Höhere Kita-Gebühren für Besserverdiener
Die Höhe der Elternbeiträge ist in 75 Prozent der betrachteten Städte abhängig vom Brutto-Einkommen der Eltern. Das bedeutet, dass besser verdienende Familien höhere Beiträge zahlen als geringer Verdienende. Liegt das Einkommen der Eltern unter einem bestimmten Betrag, müssen sie überhaupt nichts zahlen. Dieser Betrag ist jedoch weder vom Bund noch vom Land festgelegt. So müssen Eltern in Duisburg, die ein Gesamteinkommen von jährlich 12.500 Euro vorweisen, bereits Gebühren (ab 25 Euro im Monat) zahlen. In Düsseldorf müssen Eltern hingegen für Kinder unter drei Jahren erst ab einem Jahreseinkommen von über 30.000 Euro zahlen (ab 30 Euro im Monat).
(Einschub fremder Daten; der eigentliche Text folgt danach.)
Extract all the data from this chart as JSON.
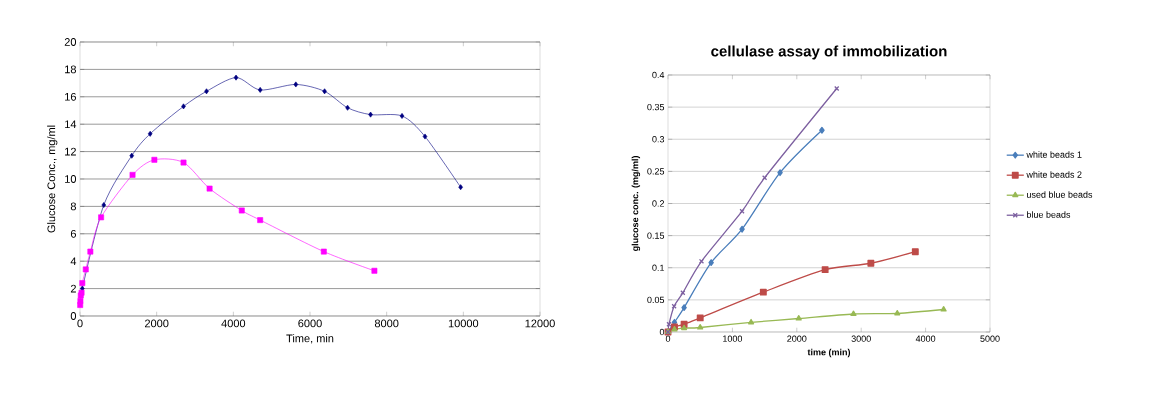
{
  "chart_data": [
    {
      "type": "line",
      "xlabel": "Time, min",
      "ylabel": "Glucose Conc., mg/ml",
      "xlim": [
        0,
        12000
      ],
      "ylim": [
        0,
        20
      ],
      "xticks": [
        0,
        2000,
        4000,
        6000,
        8000,
        10000,
        12000
      ],
      "yticks": [
        0,
        2,
        4,
        6,
        8,
        10,
        12,
        14,
        16,
        18,
        20
      ],
      "grid": "y",
      "legend": false,
      "series": [
        {
          "color": "#000080",
          "marker": "diamond",
          "x": [
            60,
            620,
            1350,
            1830,
            2700,
            3300,
            4070,
            4700,
            5630,
            6380,
            6980,
            7580,
            8400,
            9000,
            9930
          ],
          "values": [
            2.0,
            8.1,
            11.7,
            13.3,
            15.3,
            16.4,
            17.4,
            16.5,
            16.9,
            16.4,
            15.2,
            14.7,
            14.6,
            13.1,
            9.4
          ]
        },
        {
          "color": "#ff00ff",
          "marker": "square",
          "x": [
            5,
            10,
            20,
            40,
            60,
            150,
            270,
            550,
            1370,
            1940,
            2700,
            3380,
            4220,
            4700,
            6360,
            7680
          ],
          "values": [
            0.8,
            1.1,
            1.5,
            1.7,
            2.4,
            3.4,
            4.7,
            7.2,
            10.3,
            11.4,
            11.2,
            9.3,
            7.7,
            7.0,
            4.7,
            3.3
          ]
        }
      ]
    },
    {
      "type": "line",
      "title": "cellulase assay of immobilization",
      "xlabel": "time (min)",
      "ylabel": "glucose conc. (mg/ml)",
      "xlim": [
        0,
        5000
      ],
      "ylim": [
        0,
        0.4
      ],
      "xticks": [
        0,
        1000,
        2000,
        3000,
        4000,
        5000
      ],
      "yticks": [
        0,
        0.05,
        0.1,
        0.15,
        0.2,
        0.25,
        0.3,
        0.35,
        0.4
      ],
      "grid": "y",
      "legend": "right",
      "series": [
        {
          "name": "white beads 1",
          "color": "#4a7ebb",
          "marker": "diamond",
          "x": [
            0,
            100,
            250,
            670,
            1150,
            1740,
            2390
          ],
          "values": [
            0,
            0.015,
            0.038,
            0.108,
            0.16,
            0.248,
            0.314
          ]
        },
        {
          "name": "white beads 2",
          "color": "#be4b48",
          "marker": "square",
          "x": [
            0,
            100,
            250,
            500,
            1480,
            2440,
            3150,
            3840
          ],
          "values": [
            0,
            0.008,
            0.012,
            0.022,
            0.062,
            0.097,
            0.107,
            0.125
          ]
        },
        {
          "name": "used blue beads",
          "color": "#98b954",
          "marker": "triangle",
          "x": [
            0,
            100,
            250,
            500,
            1290,
            2030,
            2880,
            3560,
            4280
          ],
          "values": [
            0,
            0.004,
            0.006,
            0.007,
            0.015,
            0.021,
            0.028,
            0.029,
            0.035
          ]
        },
        {
          "name": "blue beads",
          "color": "#7d60a0",
          "marker": "cross",
          "x": [
            0,
            15,
            95,
            230,
            520,
            1150,
            1500,
            2620
          ],
          "values": [
            0,
            0.012,
            0.04,
            0.061,
            0.11,
            0.188,
            0.24,
            0.379
          ]
        }
      ]
    }
  ]
}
Wo das Einkommen keine Rolle spielt
Bei den restlichen 25 Prozent der Städte kann die Höhe der Elternbeiträge von verschiedenen Aspekten beeinflusst werden. In Frankfurt am Main sind diese zum Beispiel vom wöchentlichen Umfang der Betreuung abhängig. Für einen Kindergartenplatz eines Kindes ab drei Jahren für viereinhalb Stunden am Tag müssen Eltern beispielsweise monatlich 104 Euro bezahlen.

In Stuttgart beträgt der Preis pro Betreuungsstunde in allen städtischen Betreuungsangeboten derzeit 0,93 Euro im Monat. Auch in Leipzig ist der Elternbeitrag abhängig von den Betreuungsstunden. Unabhängig vom Einkommen zahlen dabei Alleinerziehende weniger als Familien. Für einen Kindergartenplatz für vier Stunden täglich wären dies für Familien 57,83 Euro und für Alleinerziehende 52,05 Euro im Monat.

Geschwisterermäßigung
Erfreuliche Nachrichten für große Familien: In jeder betrachteten Stadt gibt es einen Nachlass auf die Elternbeiträge ab dem zweiten betreuten Kind. Aber auch diese unterscheiden sich in den Städten teilweise sehr stark. In Köln müssen Eltern beispielsweise nur noch einen Beitrag zahlen, und zwar den jeweils höchsten, der sich nach dem Einkommen und der Betreuungsart ergibt. Für das zweite und jedes weitere Kind fallen keine Kosten an. In Stuttgart wird eine Ermäßigung nicht nur bei einem zweiten betreuten Kind gewährt. Hier erhalten die Eltern auch eine Ermäßigung, wenn ihre Kinder nicht mehr im Kindergarten betreut werden. Das bedeutet, dass hier alle Kinder unter 18 Jahren berücksichtigt werden, die in der Familie leben.